In both cases, a real-time (or synchronous) conversation would have wrapped up in anywhere from a few minutes to a couple hours. In the online world, it can drag on for days. For all the discussion about the speed of the blogosphere, it’s relative. Compared to a real-time conversation, it moves at a glacial pace. Of course, the notion of drawing an audience the size of the blogosphere into a real-time conversation is absurd, hence the growth in the popularity of asynchronous channels over the last 20 years or so.
Once we understand that conversations slow down when they’re not in real time, the extent to which this channel or that one facilitate conversation is only a matter of degrees. Blogs may be slower than traditional bulletin boards as a conversation channel for a defined group of people, but they’re faster than podcasts. Podcasts are probably faster than other channels, like static web pages with feedback buttons. And where do wikis fall on the spectrum?
“The Hobson & Holtz Report” most definitely encourages conversation through a variety of channels, including the podcast blog and audio comments our listeners email to us. The pace of the conversation is slow—Monday and Thursday—because that’s how often we address the feedback we get. A-list podcasters like Adam Curry engage in even hotter conversations that transcend both media. Consider Curry’s current controversy over his efforts to alter how he was represented in the Wikipedia entry on podcasting’s history. The conversation about Curry’s actions began on blogs, but he responded on his podcast; his podcast explanation was a clearly defined element of the conversation. His earlier dialogues with listeners on topics such as biodiesel represent other examples of podcast-driven conversation.

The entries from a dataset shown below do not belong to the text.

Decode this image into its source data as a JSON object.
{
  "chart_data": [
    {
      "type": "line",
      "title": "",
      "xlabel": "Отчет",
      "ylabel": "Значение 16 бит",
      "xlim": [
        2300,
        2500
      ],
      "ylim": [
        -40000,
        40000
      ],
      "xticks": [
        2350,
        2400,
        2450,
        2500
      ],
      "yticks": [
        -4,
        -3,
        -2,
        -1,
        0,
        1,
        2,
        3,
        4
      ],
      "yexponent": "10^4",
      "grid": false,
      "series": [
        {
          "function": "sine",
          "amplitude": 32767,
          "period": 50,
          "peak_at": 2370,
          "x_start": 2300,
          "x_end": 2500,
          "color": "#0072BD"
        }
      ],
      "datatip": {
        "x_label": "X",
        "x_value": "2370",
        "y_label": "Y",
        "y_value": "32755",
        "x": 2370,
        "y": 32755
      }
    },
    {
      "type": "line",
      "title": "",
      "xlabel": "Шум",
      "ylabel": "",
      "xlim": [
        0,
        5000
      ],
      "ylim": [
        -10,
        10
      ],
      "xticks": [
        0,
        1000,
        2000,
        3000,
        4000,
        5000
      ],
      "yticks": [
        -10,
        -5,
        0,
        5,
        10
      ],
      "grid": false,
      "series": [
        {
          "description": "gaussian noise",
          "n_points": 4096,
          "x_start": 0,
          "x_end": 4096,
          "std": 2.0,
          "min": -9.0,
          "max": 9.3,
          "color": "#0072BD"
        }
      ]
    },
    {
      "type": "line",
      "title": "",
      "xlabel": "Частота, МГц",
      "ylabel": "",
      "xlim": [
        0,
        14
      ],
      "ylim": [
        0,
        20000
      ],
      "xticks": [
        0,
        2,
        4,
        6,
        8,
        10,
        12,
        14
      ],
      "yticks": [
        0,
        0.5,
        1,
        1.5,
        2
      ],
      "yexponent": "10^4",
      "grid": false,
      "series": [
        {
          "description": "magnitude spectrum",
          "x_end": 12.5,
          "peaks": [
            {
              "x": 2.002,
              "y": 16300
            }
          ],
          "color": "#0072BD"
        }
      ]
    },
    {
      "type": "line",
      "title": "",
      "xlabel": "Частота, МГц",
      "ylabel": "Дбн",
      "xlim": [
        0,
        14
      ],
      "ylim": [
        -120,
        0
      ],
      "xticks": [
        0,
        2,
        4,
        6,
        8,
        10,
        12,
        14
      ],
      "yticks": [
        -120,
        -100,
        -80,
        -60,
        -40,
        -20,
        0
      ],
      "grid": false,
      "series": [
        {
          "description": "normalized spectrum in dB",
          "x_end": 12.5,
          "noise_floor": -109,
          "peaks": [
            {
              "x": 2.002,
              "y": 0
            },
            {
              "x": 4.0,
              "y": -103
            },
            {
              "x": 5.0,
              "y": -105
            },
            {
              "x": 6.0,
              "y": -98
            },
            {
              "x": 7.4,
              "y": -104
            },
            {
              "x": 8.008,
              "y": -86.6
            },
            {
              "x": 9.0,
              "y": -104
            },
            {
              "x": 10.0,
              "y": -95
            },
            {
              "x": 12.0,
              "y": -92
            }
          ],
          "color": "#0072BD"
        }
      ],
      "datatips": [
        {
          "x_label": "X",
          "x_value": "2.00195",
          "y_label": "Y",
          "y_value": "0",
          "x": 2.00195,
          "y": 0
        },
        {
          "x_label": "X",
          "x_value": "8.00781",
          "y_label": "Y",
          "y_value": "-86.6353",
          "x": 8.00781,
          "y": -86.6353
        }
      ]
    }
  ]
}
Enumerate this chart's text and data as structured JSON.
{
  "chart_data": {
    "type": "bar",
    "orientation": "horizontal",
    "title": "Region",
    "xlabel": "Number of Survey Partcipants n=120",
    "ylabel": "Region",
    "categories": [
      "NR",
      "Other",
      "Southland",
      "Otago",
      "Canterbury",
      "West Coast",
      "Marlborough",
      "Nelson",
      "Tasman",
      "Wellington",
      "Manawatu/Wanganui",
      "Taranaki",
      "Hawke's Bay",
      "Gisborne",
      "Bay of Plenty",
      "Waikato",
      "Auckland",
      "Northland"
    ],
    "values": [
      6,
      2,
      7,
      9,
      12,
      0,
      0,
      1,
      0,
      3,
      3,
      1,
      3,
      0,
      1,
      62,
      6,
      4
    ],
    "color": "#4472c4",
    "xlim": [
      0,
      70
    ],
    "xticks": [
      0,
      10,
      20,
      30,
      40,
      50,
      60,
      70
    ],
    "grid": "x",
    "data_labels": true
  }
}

Podcasts even spark conversations of the blogospheric nature, with one podcaster playing a clip of another’s show in order to comment on it. I’ve done this with Rubel’s show, for example.
To complicate matters, let’s consider blogs that are unidirectional. Randy Baesler’s Boeing blog comes to mind. Comments are turned off, and while other bloggers could certainly reference it, they don’t. It’s not even ranked on BlogPulse, and Technorati shows only 20 posts on other blogs in the last 241 days that reference “Randy’s Journal.”
One last consideration: Podcasting is 16 months old. Given adequate time, the medium will probably develop even more efficient means of building conversation.
Ultimately, it’s a vast oversimplification to suggest that blogs are multidirectional and podcasts are unidirectional. The notion of podcasts as a one-way medium is based on the the fact that they are recorded audio files to which listeners can only listen. But audiences can do more than just listen, and a blog post is, at the end of the day, nothing more than an archived bit of text that a blogger wrote and that readers read. The difference between them is based only on the sense (sound vs. sight) used to absorb the message, not in the audience’s ability to offer feedback to it.
Our listener who thanked us for including our audience in the conversation is exactly right, then. It’s not either-or; it’s just a matter of degrees.